Centaurus A is thought to have been formed by the merger of two galaxies. (European Southern Observatory )
After more than 50 hours of imaging at a variety of wavelengths, astronomers at the European Southern Observatory's La Silla Observatory in Chile have produced a spectacular new image of the galaxy Centaurus A, one of the most prominent radio-emitting sources in the universe.
Centaurus A, about 12 million light-years from Earth in the southern constellation Centaurus (the Centaur), was discovered in 1826 by British astronomer James Dunlop using the Parramatta observatory in Australia. Its radio emissions were not discovered until the 1950s, when the first radiotelescopes became available. Astronomers believe that the bright nucleus, strong radio emissions and jets streaming out from the galaxy are produced by a supermassive black hole, about 100 million times the mass of Earth's sun, at its center.
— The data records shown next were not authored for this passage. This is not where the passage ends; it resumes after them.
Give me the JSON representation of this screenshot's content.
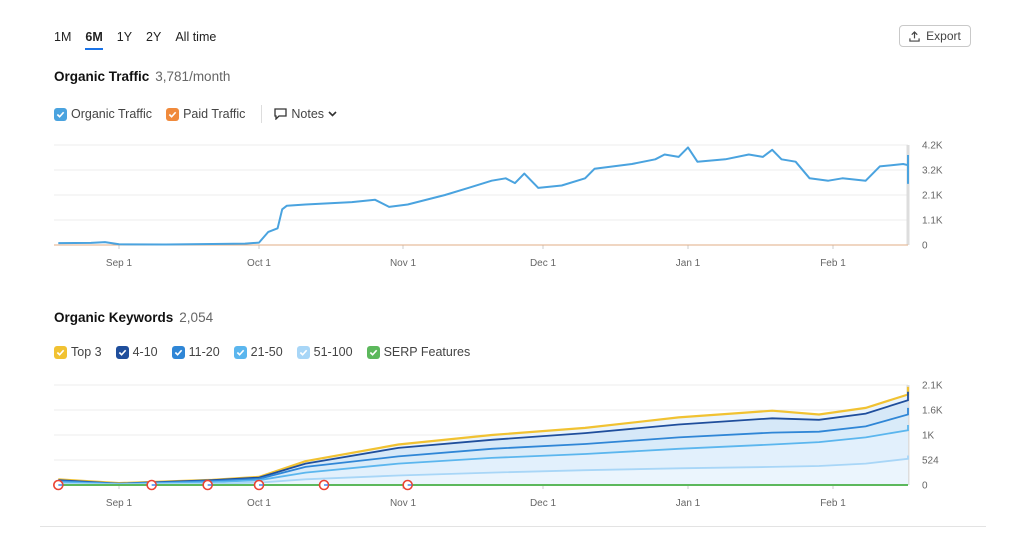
{
  "range_tabs": [
    "1M",
    "6M",
    "1Y",
    "2Y",
    "All time"
  ],
  "active_range": "6M",
  "export_label": "Export",
  "colors": {
    "organic": "#4aa3df",
    "paid": "#f08a3c",
    "top3": "#f1c232",
    "k4_10": "#1f4e9c",
    "k11_20": "#2f86d6",
    "k21_50": "#5bb6ee",
    "k51_100": "#a8d6f7",
    "serp": "#5cb85c"
  },
  "traffic": {
    "title": "Organic Traffic",
    "value": "3,781/month",
    "legend": {
      "organic": "Organic Traffic",
      "paid": "Paid Traffic",
      "notes": "Notes"
    }
  },
  "keywords": {
    "title": "Organic Keywords",
    "value": "2,054",
    "legend": {
      "top3": "Top 3",
      "k4_10": "4-10",
      "k11_20": "11-20",
      "k21_50": "21-50",
      "k51_100": "51-100",
      "serp": "SERP Features"
    }
  },
  "chart_data": [
    {
      "type": "line",
      "x_ticks": [
        "Sep 1",
        "Oct 1",
        "Nov 1",
        "Dec 1",
        "Jan 1",
        "Feb 1"
      ],
      "y_ticks": [
        "4.2K",
        "3.2K",
        "2.1K",
        "1.1K",
        "0"
      ],
      "ylim": [
        0,
        4200
      ],
      "x_range_days": [
        -13,
        166
      ],
      "series": [
        {
          "name": "Organic Traffic",
          "points": [
            [
              -13,
              80
            ],
            [
              -6,
              90
            ],
            [
              -3,
              120
            ],
            [
              0,
              30
            ],
            [
              10,
              20
            ],
            [
              20,
              40
            ],
            [
              27,
              60
            ],
            [
              30,
              100
            ],
            [
              32,
              550
            ],
            [
              34,
              700
            ],
            [
              35,
              1500
            ],
            [
              36,
              1650
            ],
            [
              40,
              1700
            ],
            [
              50,
              1800
            ],
            [
              55,
              1900
            ],
            [
              58,
              1600
            ],
            [
              62,
              1700
            ],
            [
              70,
              2100
            ],
            [
              75,
              2400
            ],
            [
              80,
              2700
            ],
            [
              83,
              2800
            ],
            [
              85,
              2600
            ],
            [
              87,
              3000
            ],
            [
              90,
              2400
            ],
            [
              95,
              2500
            ],
            [
              100,
              2800
            ],
            [
              102,
              3200
            ],
            [
              110,
              3400
            ],
            [
              115,
              3600
            ],
            [
              117,
              3800
            ],
            [
              120,
              3700
            ],
            [
              122,
              4100
            ],
            [
              124,
              3500
            ],
            [
              130,
              3600
            ],
            [
              135,
              3800
            ],
            [
              138,
              3700
            ],
            [
              140,
              4000
            ],
            [
              142,
              3600
            ],
            [
              145,
              3500
            ],
            [
              148,
              2800
            ],
            [
              152,
              2700
            ],
            [
              155,
              2800
            ],
            [
              160,
              2700
            ],
            [
              163,
              3300
            ],
            [
              168,
              3400
            ],
            [
              175,
              3350
            ],
            [
              178,
              3100
            ],
            [
              180,
              2600
            ],
            [
              183,
              2700
            ],
            [
              186,
              2800
            ],
            [
              188,
              3400
            ],
            [
              193,
              3500
            ],
            [
              196,
              3781
            ]
          ]
        },
        {
          "name": "Paid Traffic",
          "points": [
            [
              -13,
              0
            ],
            [
              196,
              0
            ]
          ]
        }
      ]
    },
    {
      "type": "area",
      "x_ticks": [
        "Sep 1",
        "Oct 1",
        "Nov 1",
        "Dec 1",
        "Jan 1",
        "Feb 1"
      ],
      "y_ticks": [
        "2.1K",
        "1.6K",
        "1K",
        "524",
        "0"
      ],
      "ylim": [
        0,
        2100
      ],
      "x_range_days": [
        -13,
        166
      ],
      "series": [
        {
          "name": "Top 3",
          "values_at": [
            [
              -13,
              120
            ],
            [
              0,
              40
            ],
            [
              20,
              110
            ],
            [
              30,
              170
            ],
            [
              40,
              500
            ],
            [
              60,
              850
            ],
            [
              80,
              1050
            ],
            [
              100,
              1200
            ],
            [
              120,
              1420
            ],
            [
              140,
              1560
            ],
            [
              150,
              1480
            ],
            [
              160,
              1620
            ],
            [
              175,
              1900
            ],
            [
              190,
              2060
            ],
            [
              196,
              2030
            ]
          ]
        },
        {
          "name": "4-10",
          "values_at": [
            [
              -13,
              100
            ],
            [
              0,
              30
            ],
            [
              20,
              100
            ],
            [
              30,
              155
            ],
            [
              40,
              450
            ],
            [
              60,
              780
            ],
            [
              80,
              950
            ],
            [
              100,
              1090
            ],
            [
              120,
              1270
            ],
            [
              140,
              1400
            ],
            [
              150,
              1370
            ],
            [
              160,
              1500
            ],
            [
              175,
              1780
            ],
            [
              190,
              1960
            ],
            [
              196,
              1940
            ]
          ]
        },
        {
          "name": "11-20",
          "values_at": [
            [
              -13,
              80
            ],
            [
              0,
              25
            ],
            [
              20,
              85
            ],
            [
              30,
              130
            ],
            [
              40,
              380
            ],
            [
              60,
              600
            ],
            [
              80,
              760
            ],
            [
              100,
              860
            ],
            [
              120,
              1000
            ],
            [
              140,
              1100
            ],
            [
              150,
              1120
            ],
            [
              160,
              1230
            ],
            [
              175,
              1480
            ],
            [
              190,
              1620
            ],
            [
              196,
              1600
            ]
          ]
        },
        {
          "name": "21-50",
          "values_at": [
            [
              -13,
              60
            ],
            [
              0,
              20
            ],
            [
              20,
              60
            ],
            [
              30,
              100
            ],
            [
              40,
              260
            ],
            [
              60,
              450
            ],
            [
              80,
              570
            ],
            [
              100,
              650
            ],
            [
              120,
              760
            ],
            [
              140,
              850
            ],
            [
              150,
              900
            ],
            [
              160,
              1000
            ],
            [
              175,
              1150
            ],
            [
              190,
              1260
            ],
            [
              196,
              1230
            ]
          ]
        },
        {
          "name": "51-100",
          "values_at": [
            [
              -13,
              30
            ],
            [
              0,
              10
            ],
            [
              20,
              30
            ],
            [
              30,
              50
            ],
            [
              40,
              120
            ],
            [
              60,
              200
            ],
            [
              80,
              260
            ],
            [
              100,
              310
            ],
            [
              120,
              350
            ],
            [
              140,
              380
            ],
            [
              150,
              400
            ],
            [
              160,
              450
            ],
            [
              175,
              550
            ],
            [
              190,
              620
            ],
            [
              196,
              600
            ]
          ]
        },
        {
          "name": "SERP Features",
          "values_at": [
            [
              -13,
              0
            ],
            [
              196,
              0
            ]
          ]
        }
      ]
    }
  ]
}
Centaurus A is an elliptical galaxy, and the glow that fills much of the image is produced by billions of older, cooler stars. But its shape is obscured by the broad and patchy band of dark material, which is composed of dust and young stars. The areas with a red glow are star-forming clouds of hydrogen. The features of the galaxy suggest that astronomers are observing the merger of two galaxies, with the dusty band representing the mangled remains of a spiral galaxy in the process of being ripped apart by the gravitational pull of the primary galaxy.
Extending from the galaxy to the upper left corner of the image are two groups of reddish filaments, which are roughly lined up with the huge jets that are prominent in radio images. Both sets are stellar nurseries containing hot young stars. The inner jet is about 35,000 light-years from the nucleus of the galaxy, while the outer one is about 65,000 light-years away.